我们将反多项式族 f_c (z) =z^^<-d>+c 的连通性轨迹称为多角。我们已经证明，在奇数周期双曲分量的闭包过程中，Julia 集连续依赖于 Hausdorff 度量，因此，吸引周期的直接盆地会收敛于抛物线周期的盆地。我们还证明了抛物线弧本身并不相交，不同抛物线弧的闭合仅在尖点处相交，弧上的 0-Ecalle 高度点是角度为 0 及其逆角的内射线的着陆点。利用这些事实，我们证明了临界值图是开单位圆盘上 d+1 度的分支覆盖。我们证明了多角形在主双曲分量附近不是局部连通的，并且在主双曲分量附近也不是局部路径连通的。奇数周期最大调谐双曲分量的主抛物线不在对称弧上。我们已经证明，在奇数周期双曲分量的边界上，抛物线周期的全纯指数是实数并且发散到 +* 作为如果指数大于 1，则参数接近尖点，反全纯分岔出现在双曲分量之外。我们计算了多项式 P_c (z) =z^d+c 的不动点和 2-周期点的 Grotzsch 缺陷，并显示他们的连续性。

项目成果

Shizuo Nakane: "Bifurcation along Arcs in Antihdomorphic Dynamics" Science Bulletin Josai Univ.Special lssue. 1. 89-97 (1997)

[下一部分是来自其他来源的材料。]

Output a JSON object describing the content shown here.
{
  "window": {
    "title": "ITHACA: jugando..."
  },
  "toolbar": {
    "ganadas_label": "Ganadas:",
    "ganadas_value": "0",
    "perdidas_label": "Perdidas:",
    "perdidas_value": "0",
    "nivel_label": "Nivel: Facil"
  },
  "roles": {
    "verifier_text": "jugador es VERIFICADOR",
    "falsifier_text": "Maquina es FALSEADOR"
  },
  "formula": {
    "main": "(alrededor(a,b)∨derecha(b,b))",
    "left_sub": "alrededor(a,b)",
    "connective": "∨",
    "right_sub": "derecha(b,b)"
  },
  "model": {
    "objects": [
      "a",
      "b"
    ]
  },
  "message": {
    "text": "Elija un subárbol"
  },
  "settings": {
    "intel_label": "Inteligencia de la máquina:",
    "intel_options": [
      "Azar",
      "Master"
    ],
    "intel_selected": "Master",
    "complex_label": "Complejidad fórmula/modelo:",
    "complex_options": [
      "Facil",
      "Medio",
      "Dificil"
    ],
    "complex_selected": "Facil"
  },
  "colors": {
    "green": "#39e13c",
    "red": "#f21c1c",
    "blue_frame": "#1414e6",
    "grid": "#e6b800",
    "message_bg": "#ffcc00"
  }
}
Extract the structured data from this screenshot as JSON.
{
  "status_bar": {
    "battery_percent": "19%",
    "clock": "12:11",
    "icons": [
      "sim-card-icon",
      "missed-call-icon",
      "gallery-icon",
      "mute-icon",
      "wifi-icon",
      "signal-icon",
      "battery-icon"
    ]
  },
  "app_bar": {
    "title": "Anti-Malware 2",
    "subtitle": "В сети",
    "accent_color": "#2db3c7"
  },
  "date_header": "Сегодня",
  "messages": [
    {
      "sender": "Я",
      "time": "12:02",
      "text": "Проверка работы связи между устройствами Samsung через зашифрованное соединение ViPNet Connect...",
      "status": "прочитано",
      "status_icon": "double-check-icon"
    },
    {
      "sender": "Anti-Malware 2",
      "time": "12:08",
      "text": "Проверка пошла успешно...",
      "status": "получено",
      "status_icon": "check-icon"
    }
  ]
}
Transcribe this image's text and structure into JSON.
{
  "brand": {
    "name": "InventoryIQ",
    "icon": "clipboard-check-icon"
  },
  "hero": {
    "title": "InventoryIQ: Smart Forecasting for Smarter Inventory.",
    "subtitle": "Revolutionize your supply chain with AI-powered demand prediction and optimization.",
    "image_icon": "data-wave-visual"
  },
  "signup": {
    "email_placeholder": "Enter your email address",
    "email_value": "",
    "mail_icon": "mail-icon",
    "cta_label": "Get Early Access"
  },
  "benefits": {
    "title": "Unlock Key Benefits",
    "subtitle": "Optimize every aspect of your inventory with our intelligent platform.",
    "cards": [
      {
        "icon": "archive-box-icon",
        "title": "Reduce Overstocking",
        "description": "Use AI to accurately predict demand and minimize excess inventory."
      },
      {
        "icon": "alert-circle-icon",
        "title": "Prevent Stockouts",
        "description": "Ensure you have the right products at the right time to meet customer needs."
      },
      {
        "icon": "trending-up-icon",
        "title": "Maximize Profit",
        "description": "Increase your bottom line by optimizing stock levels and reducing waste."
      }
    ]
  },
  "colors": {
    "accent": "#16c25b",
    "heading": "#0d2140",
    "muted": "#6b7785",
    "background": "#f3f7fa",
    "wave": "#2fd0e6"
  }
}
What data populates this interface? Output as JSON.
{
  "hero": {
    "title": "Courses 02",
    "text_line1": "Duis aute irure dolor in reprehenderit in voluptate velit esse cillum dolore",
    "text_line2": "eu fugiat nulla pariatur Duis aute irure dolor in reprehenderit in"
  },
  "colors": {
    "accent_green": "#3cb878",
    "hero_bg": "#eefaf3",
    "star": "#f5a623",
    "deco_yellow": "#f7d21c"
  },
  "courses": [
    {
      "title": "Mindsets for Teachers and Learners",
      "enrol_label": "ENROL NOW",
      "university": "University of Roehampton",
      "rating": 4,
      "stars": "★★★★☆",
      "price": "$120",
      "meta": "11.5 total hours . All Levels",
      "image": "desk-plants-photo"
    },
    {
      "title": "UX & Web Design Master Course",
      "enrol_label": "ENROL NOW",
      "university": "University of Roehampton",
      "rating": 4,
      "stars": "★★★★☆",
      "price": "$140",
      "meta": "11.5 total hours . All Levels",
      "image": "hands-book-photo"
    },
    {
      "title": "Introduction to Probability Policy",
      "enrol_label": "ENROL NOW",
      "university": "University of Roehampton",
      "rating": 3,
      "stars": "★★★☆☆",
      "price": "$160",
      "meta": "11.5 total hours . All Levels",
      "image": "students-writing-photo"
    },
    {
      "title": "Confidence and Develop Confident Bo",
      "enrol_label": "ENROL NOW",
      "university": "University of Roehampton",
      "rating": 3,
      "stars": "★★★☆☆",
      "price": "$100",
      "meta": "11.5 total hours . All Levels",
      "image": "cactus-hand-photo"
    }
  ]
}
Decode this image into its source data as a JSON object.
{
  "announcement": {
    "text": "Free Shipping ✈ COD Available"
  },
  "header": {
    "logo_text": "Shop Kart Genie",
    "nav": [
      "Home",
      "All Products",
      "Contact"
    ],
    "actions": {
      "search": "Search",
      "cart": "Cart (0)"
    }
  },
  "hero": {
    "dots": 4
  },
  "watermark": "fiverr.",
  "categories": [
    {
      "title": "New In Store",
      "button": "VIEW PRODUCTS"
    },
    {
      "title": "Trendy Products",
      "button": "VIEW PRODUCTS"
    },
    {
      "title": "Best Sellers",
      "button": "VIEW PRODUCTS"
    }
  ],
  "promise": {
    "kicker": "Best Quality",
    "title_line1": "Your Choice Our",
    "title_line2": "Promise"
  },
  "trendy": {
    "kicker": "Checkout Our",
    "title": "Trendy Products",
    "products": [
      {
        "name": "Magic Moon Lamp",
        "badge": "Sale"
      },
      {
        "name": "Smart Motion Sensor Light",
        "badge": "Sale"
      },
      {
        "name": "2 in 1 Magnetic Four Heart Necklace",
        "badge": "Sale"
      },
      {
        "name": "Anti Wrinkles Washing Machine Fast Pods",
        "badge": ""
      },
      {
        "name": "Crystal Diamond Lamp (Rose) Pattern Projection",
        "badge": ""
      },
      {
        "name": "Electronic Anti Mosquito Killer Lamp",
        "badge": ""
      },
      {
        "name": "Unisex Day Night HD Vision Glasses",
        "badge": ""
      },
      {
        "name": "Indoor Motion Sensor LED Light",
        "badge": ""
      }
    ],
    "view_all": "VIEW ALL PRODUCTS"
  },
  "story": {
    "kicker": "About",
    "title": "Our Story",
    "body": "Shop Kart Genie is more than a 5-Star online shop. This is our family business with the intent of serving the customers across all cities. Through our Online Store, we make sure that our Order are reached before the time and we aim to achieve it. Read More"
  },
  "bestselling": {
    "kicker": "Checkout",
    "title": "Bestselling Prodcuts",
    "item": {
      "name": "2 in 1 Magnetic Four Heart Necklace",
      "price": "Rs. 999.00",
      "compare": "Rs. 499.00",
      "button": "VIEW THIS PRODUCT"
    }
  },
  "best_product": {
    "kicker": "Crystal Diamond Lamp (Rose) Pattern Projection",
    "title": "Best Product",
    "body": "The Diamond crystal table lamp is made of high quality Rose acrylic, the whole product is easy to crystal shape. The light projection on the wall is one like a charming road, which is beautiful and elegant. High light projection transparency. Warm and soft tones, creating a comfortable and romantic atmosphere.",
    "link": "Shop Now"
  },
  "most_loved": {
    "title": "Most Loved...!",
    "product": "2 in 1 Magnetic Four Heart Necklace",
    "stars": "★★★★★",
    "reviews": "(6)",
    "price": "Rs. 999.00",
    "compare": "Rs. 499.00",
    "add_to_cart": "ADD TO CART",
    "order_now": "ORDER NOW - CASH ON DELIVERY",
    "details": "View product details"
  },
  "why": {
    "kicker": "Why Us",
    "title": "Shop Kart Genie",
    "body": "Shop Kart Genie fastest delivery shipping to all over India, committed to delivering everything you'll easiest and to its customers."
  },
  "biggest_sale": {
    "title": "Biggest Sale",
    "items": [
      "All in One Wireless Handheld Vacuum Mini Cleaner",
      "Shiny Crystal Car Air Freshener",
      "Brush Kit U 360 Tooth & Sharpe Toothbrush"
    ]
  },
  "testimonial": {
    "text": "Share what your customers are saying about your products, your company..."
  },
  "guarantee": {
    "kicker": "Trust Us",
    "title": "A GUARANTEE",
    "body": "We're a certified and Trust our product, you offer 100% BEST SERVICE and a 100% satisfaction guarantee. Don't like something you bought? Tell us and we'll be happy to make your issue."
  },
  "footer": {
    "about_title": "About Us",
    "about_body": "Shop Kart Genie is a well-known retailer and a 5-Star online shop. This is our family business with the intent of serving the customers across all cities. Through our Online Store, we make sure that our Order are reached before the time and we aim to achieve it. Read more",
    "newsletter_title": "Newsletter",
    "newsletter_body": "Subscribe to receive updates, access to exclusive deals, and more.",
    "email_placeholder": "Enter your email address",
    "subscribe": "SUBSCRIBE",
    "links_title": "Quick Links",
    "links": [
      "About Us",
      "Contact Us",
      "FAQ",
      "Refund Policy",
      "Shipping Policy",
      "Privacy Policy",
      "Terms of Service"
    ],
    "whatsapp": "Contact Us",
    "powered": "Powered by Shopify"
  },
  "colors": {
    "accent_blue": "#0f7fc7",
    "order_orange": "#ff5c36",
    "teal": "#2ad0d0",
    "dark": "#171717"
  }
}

Shizuo Nakane：“反同态动力学中沿弧的分岔”科学公报城西大学特刊。

中根 静男: "ある種のBaker領域について" Acad.Rep.Fac.Eng.Tokyo Inst.Polytech.19. 23-30 (1996)

Shizuo Nakane：“关于某些贝克区域”Acad.Rep.Fac.Eng.Tokyo Inst.Polytech.19 (1996)。

S.Nakane: "On Grotzsch defects." Acad.Rep.Fac.Eng.Tokyo Inst.Polytech.Vol.20. 1-13 (1997)

S.Nakane：“论 Grotzsch 缺陷。”

S.Nakane and D.Schleicher: "Non-local connectivity of the tricorn and multicorns." Int.Conf.Dyn.Sys.& Chaos. Vol.1. 200-203 (1995)

S.Nakane 和 D.Schleicher：“三角角和多角的非局部连接。”

Shizuo Nakane: "Bifurcation along Arcs in Antiholomorphic Dynamics" Science Bulletin of Josai University. Special Issue. 89-97 (1997)

Shizuo Nakane：“反全纯动力学中沿弧的分叉”城西大学科学通报。